Este despiste puede combinarse con una perfecta dicción en otros idiomas. Maragall era y sigue siendo políglota, porque lo que más daña el alzhéimer es la memoria inmediata. Sucedió hace un tiempo: Maragall se encontró con su amigo Francesco Rutelli, ex alcalde de Roma, en un acto institucional, y tras unos instantes de desconcierto, se dirigió a él en italiano -a Maragall le llamaban Il Professore porque al abandonar la alcaldía barcelonesa se mudó un tiempo a Roma a dar clases en la universidad-. Los actos públicos han ido desapareciendo de esa minúscula agenda. Le cuesta más rodearse de mucha gente, le molesta el ruido, el barullo, es quisquilloso y, dice su hija, "el punto de inhibición que provoca la enfermedad se puede manifestar provocando momentos incómodos".
Paciencia. Paciencia activa. Así ha bautizado Diana Garrigosa la actitud que debe tomar ante su marido. Porque esa paciencia se tiene que ir adaptando a las nuevas necesidades, a las nuevas sorpresas que la enfermedad provoca. "Hace sufrir la mirada perdida, porque era una persona muy contectada que siempre miraba a los ojos", recuerda su hija. Cristina Maragall trata de sonreír -se acaba de casar y desprende felicidad-, busca la alegría en su discurso, como su padre, que "siempre fue alegre y lo sigue siendo... Ya ha pasado la fase de la rabia, ahora vive en paz".

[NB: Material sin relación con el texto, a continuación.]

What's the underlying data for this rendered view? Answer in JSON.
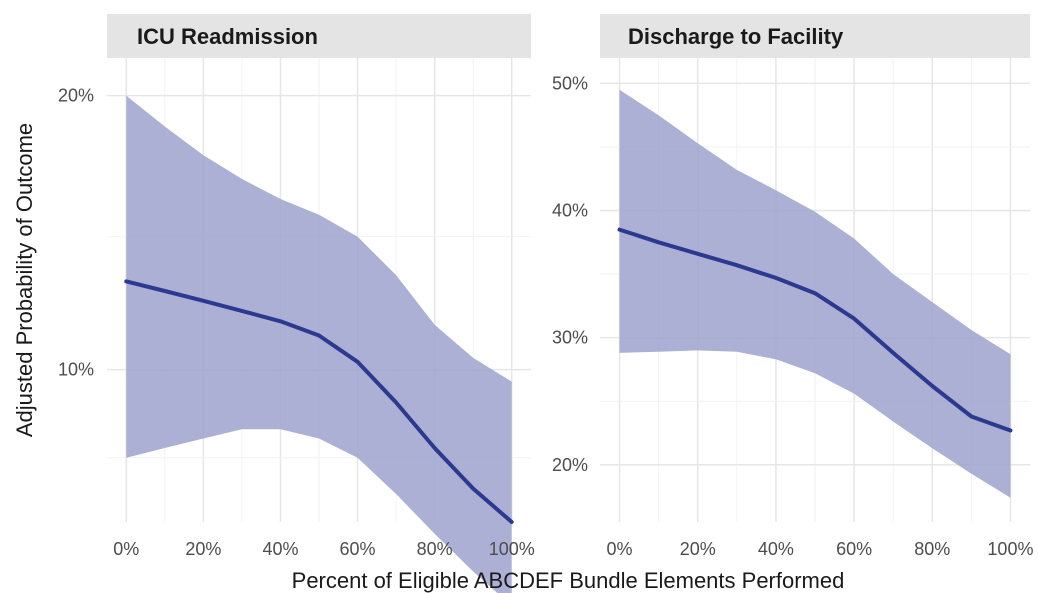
{
  "chart_data": {
    "type": "line",
    "xlabel": "Percent of Eligible ABCDEF Bundle Elements Performed",
    "ylabel": "Adjusted Probability of Outcome",
    "colors": {
      "line": "#2b3990",
      "ribbon": "#9da2cc",
      "strip": "#e4e4e4",
      "grid_major": "#e6e6e6",
      "grid_minor": "#f2f2f2"
    },
    "grid": true,
    "legend": "none",
    "panels": [
      {
        "title": "ICU Readmission",
        "x_ticks": [
          "0%",
          "20%",
          "40%",
          "60%",
          "80%",
          "100%"
        ],
        "xlim": [
          -0.05,
          1.05
        ],
        "y_scale": "log",
        "y_ticks": [
          "10%",
          "20%"
        ],
        "y_tick_values": [
          0.1,
          0.2
        ],
        "y_minor_values": [
          0.08,
          0.14
        ],
        "ylim": [
          0.068,
          0.22
        ],
        "series": [
          {
            "x": [
              0,
              0.1,
              0.2,
              0.3,
              0.4,
              0.5,
              0.6,
              0.7,
              0.8,
              0.9,
              1.0
            ],
            "y": [
              0.125,
              0.122,
              0.119,
              0.116,
              0.113,
              0.109,
              0.102,
              0.092,
              0.082,
              0.074,
              0.068
            ],
            "lower": [
              0.08,
              0.082,
              0.084,
              0.086,
              0.086,
              0.084,
              0.08,
              0.073,
              0.066,
              0.06,
              0.055
            ],
            "upper": [
              0.2,
              0.185,
              0.172,
              0.162,
              0.154,
              0.148,
              0.14,
              0.127,
              0.112,
              0.103,
              0.097
            ]
          }
        ]
      },
      {
        "title": "Discharge to Facility",
        "x_ticks": [
          "0%",
          "20%",
          "40%",
          "60%",
          "80%",
          "100%"
        ],
        "xlim": [
          -0.05,
          1.05
        ],
        "y_scale": "linear",
        "y_ticks": [
          "20%",
          "30%",
          "40%",
          "50%"
        ],
        "y_tick_values": [
          0.2,
          0.3,
          0.4,
          0.5
        ],
        "y_minor_values": [
          0.25,
          0.35,
          0.45
        ],
        "ylim": [
          0.155,
          0.52
        ],
        "series": [
          {
            "x": [
              0,
              0.1,
              0.2,
              0.3,
              0.4,
              0.5,
              0.6,
              0.7,
              0.8,
              0.9,
              1.0
            ],
            "y": [
              0.385,
              0.375,
              0.366,
              0.357,
              0.347,
              0.335,
              0.315,
              0.288,
              0.262,
              0.238,
              0.227
            ],
            "lower": [
              0.288,
              0.289,
              0.29,
              0.289,
              0.283,
              0.272,
              0.256,
              0.234,
              0.213,
              0.193,
              0.174
            ],
            "upper": [
              0.495,
              0.475,
              0.453,
              0.432,
              0.416,
              0.399,
              0.378,
              0.35,
              0.328,
              0.306,
              0.287
            ]
          }
        ]
      }
    ]
  }
}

Y para que esa paz se mantenga durante el día, el molt honorable -título que mantiene por haber sido presidente- necesita tener en sus bolsillos las llaves, las gafas y la pequeña agenda. El móvil ya no lo usa nunca. En los meses más fríos, además, no se quita su gorra. "Cuando llegue el calor se la tendremos que esconder", bromea su hija.
George Brassens cantaba a una mujer de la que se había obsesionado. Pasqual Maragall canta Brassens sin saber que bien podría dedicar sus palabras a la maldita enfermedad.
"Nunca me había quitado el sombrero delante de nadie, ahora me arrastro y me hago el bueno cuando ella me llama."